This archive report was first published on 27 December 2019.
On December 27, 2019, Nzoia Sugar Company released Sh153 million to farmers as part of a Sh579 million debt owed to them.
The company aims to appease farmers ahead of plans to revive its operations next year.
According to Michael Makokha, the company's managing director, the payment is timely and will help contain the cane poaching menace that had become rife due to delayed payment concerns.
Mr Makokha disclosed that the government had paid Sh426 million to 12,292 farmers in March, and a second batch of 4,977 farmers are still waiting for their dues.
The company has put in place strategies to clear the remaining Sh175 million owed to farmers who supplied cane between November 2018 and April 2019 as soon as the factory operations resume.

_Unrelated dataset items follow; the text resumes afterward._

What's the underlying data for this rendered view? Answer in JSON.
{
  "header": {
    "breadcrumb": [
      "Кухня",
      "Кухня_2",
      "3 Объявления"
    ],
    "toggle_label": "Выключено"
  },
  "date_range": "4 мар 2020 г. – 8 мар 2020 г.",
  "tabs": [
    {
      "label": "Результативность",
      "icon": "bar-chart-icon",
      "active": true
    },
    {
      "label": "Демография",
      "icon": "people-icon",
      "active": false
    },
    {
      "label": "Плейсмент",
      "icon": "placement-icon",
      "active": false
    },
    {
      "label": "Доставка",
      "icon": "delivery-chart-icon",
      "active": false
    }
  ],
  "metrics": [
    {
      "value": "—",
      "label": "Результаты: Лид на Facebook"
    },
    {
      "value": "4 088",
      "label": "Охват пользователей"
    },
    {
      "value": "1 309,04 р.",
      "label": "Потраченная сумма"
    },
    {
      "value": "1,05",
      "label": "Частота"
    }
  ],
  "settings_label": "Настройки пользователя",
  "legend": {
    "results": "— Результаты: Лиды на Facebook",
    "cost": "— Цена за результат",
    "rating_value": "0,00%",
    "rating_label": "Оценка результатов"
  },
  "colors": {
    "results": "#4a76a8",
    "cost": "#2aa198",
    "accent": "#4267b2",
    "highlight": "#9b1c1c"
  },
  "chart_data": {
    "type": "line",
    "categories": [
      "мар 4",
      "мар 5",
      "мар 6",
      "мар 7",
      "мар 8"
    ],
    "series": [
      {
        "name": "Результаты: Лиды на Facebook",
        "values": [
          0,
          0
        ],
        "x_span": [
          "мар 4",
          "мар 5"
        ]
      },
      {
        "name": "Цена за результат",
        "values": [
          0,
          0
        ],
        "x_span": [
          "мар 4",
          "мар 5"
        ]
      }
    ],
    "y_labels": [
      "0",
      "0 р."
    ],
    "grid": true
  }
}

Mr Makokha assured farmers of prompt payment, stating that the ongoing factory repairs are at advanced stages and crushing will start soon.
However, most sugar cane companies in Western Kenya have reduced their crushing capacities to cushion against losses, subjecting farmers to delayed harvesting of mature cane and high production costs.
Farmer Moses Baraza from the Nzoia sugar belt noted that inadequate crushing capabilities at factory level and ageing equipment and technology are some of the challenges facing sugar cane farmers in the region.
Most factories pay less than Sh3,000 per tonne of sugar cane, which farmers consider too low.
Joshua Maina from Turbo, Uasin Gishu County, who diversified to sugar cane production six years ago, stated that it is no longer profitable to invest in the subsector due to the unstable market and declining producer prices.
The Nzoia Company has unveiled fast maturing crop production using farrow irrigation to address cane shortage and hopes the new measures will shore up production and sugar volumes.